XXVI
I returned to the castle after two days, as I had been advised, to find that Eustace had left on his travels again. Like love, plotting is addictive: it takes over the mind and seems to be what all of life is about, the end is lost in the delight of the means. Eustace had forgotten about me, and the gaoler had not even been chastised for my escape.
Juliana embraced me when we could be alone for a moment in the wardrobe, but no lovemaking, she told me, there was too much afoot, her mind was aflame. She was convinced that Eustace was going mad. Meanwhile, she had Christmas to think about, since it was almost upon us and there was much to be done.
‘Eustace and the steward have organised nothing,’ she said. ‘No, that is not quite right. The steward has organised a cut for himself with Master Roger the cook, who is never here, and the town butcher Gascelin, in the event of there being a Christmas feast. It is left to me to pull the feast together, and give the children, the castle, the town – and, yes, you – a Christmas to remember.’
Traditionally the highlight of Christmas was a dinner for three hundred people. People had worked hard for a year, there had been fierce storms, floods, raids from rebel soldiery, lootings by deserters, crops destroyed, buildings burnt, and the people needed to let their hair down. This one had been an average kind of bad year, and now it was time for the castle to give back a little of what had been taken. This was the way loyalty was bred. Juliana knew this. Eustace had no conception of loyalty so could not understand that it mattered.
Alongside the feast there would be charades, games, caroles, dancing, mummery, forfeits, boars’ heads, gifts for the servants, alms for the aged. There was frumenty to make and umble pies, swans to be caught, summonses to the feast to be sent out, and the whole solemn buffoonery of the season to be planned.
Of course, Juliana admitted that she didn’t have to do all the work herself, but she had to oversee it and catch it before it went wrong. Last year there had been no feast, and noses had been put out of joint. This year one of the huge, brown robin pots which seethed whole carcasses was cracked owing to a careless kitchen boy not watching the cauldron. Another one would have to be bought and fetched from Verneuil. There were a hundred, no, two hundred, such considerations.
I found her one day temporarily overwhelmed with administration – the Steward was driving her mad – and I took her out for a while, the day being exceptionally mild, to walk in the winter sunshine around the bailey. She confessed to me some of her frustrations as we walked: the poor organisation in the kitchen, the waste of resources, the complete lack of records in the cellar, all of which should have been in Eustace’s remit, at least to oversee. And then since she was on to Eustace, she told me that she had thought about killing him.

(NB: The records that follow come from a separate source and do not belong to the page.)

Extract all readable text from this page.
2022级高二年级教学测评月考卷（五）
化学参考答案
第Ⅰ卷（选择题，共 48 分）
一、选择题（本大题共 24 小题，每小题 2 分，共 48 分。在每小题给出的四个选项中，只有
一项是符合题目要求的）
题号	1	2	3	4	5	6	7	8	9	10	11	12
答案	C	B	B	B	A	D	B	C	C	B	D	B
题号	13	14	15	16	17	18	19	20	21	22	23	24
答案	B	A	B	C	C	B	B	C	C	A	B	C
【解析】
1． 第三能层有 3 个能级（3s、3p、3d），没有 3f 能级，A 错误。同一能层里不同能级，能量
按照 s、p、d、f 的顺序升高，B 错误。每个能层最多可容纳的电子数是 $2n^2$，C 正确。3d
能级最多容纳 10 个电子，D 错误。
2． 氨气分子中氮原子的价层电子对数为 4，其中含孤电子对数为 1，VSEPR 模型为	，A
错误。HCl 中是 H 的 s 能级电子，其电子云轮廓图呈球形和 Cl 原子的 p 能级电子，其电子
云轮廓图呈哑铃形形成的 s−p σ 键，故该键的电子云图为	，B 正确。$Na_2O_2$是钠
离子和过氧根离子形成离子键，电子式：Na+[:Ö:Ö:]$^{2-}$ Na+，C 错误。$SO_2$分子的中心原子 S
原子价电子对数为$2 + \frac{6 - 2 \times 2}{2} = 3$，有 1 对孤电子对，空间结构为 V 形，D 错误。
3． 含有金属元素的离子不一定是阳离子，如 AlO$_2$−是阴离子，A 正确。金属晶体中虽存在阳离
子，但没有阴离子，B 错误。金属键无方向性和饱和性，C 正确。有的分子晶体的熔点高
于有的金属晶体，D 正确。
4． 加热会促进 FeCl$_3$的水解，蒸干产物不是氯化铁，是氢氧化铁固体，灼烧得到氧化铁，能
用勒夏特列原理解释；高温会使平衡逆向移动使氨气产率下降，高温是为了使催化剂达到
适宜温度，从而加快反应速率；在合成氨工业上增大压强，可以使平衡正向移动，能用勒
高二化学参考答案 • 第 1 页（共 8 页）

I looked around anxiously lest we be overheard, but the bailey near us was deserted. It was for much the same reason, she said, that her father had deposed his brother Robert: neither Robert nor Eustace was any good at his job. Eustace was an incompetent castellan and a poor leader, just as he wasn’t any good as a husband – which was, she said, part of his job; and should be the best part, if he had had any sense.
‘I never had a girlhood,’ she said. ‘My father betrothed me to Eustace when I was ten years old. I married him four years later. I told my father what a terrible thing he had done, and he said he was sorry, but we couldn’t always do what we liked. You can imagine what Eustace was like in bed. No, please don’t. I had my lovely daughters, and that was it, for me, as I’ve told you. I never wanted to see him again. I do not see the point of him any more. He keeps coming back here like a bad smell. Why don’t I just kill him? Or … you?’
‘You want to kill me?’
‘I mean, you could kill him, stupid.’
‘I don’t think I’m clever enough for that,’ I said, dubiously.
I was seeing a dark side of Juliana that I had only glimpsed before, but that was the thing about her. I kept seeing new Julianas. Twice in the last few weeks she had mentioned killing someone. First Fulk and now Eustace. It was not to say that they had not asked for it, but all the same. Many of us say to ourselves that we wish someone was dead, but to say it out loud, and mean it, that is something different. In view of what happened later, I should have taken more note of it – but at the time I felt sorry for her. To be so young and so imprisoned in a marriage that was forced on her; it was a terrible thing.
‘There is definitely a Roman side to you, Juliana, and it isn’t just your name,’ I told her.
The joke covered my confusion. Eustace was appalling, but I couldn’t wish him dead. Given enough rope, I thought, the man will kill himself anyway. Juliana laughed and said no more about it. If I saw danger then, I refused to accept it. I was addicted to her, you see, as Eustace was to plotting. I didn’t like her in this mode, but I still loved her.
We had arrived back at the drawbridge and, as we mounted the steps to the hall, she turned to me.
‘You will help me, won’t you, Latiner,’ she said.
It was not a question. We parted and she went back to her planning and ordering in the Comte and Comtesse’s private rooms behind the hall. She had a meeting with the butler and steward (likely to be stormy). I returned upstairs to my pupils whom I had left with the ladies in the solar making decorations for the festivities.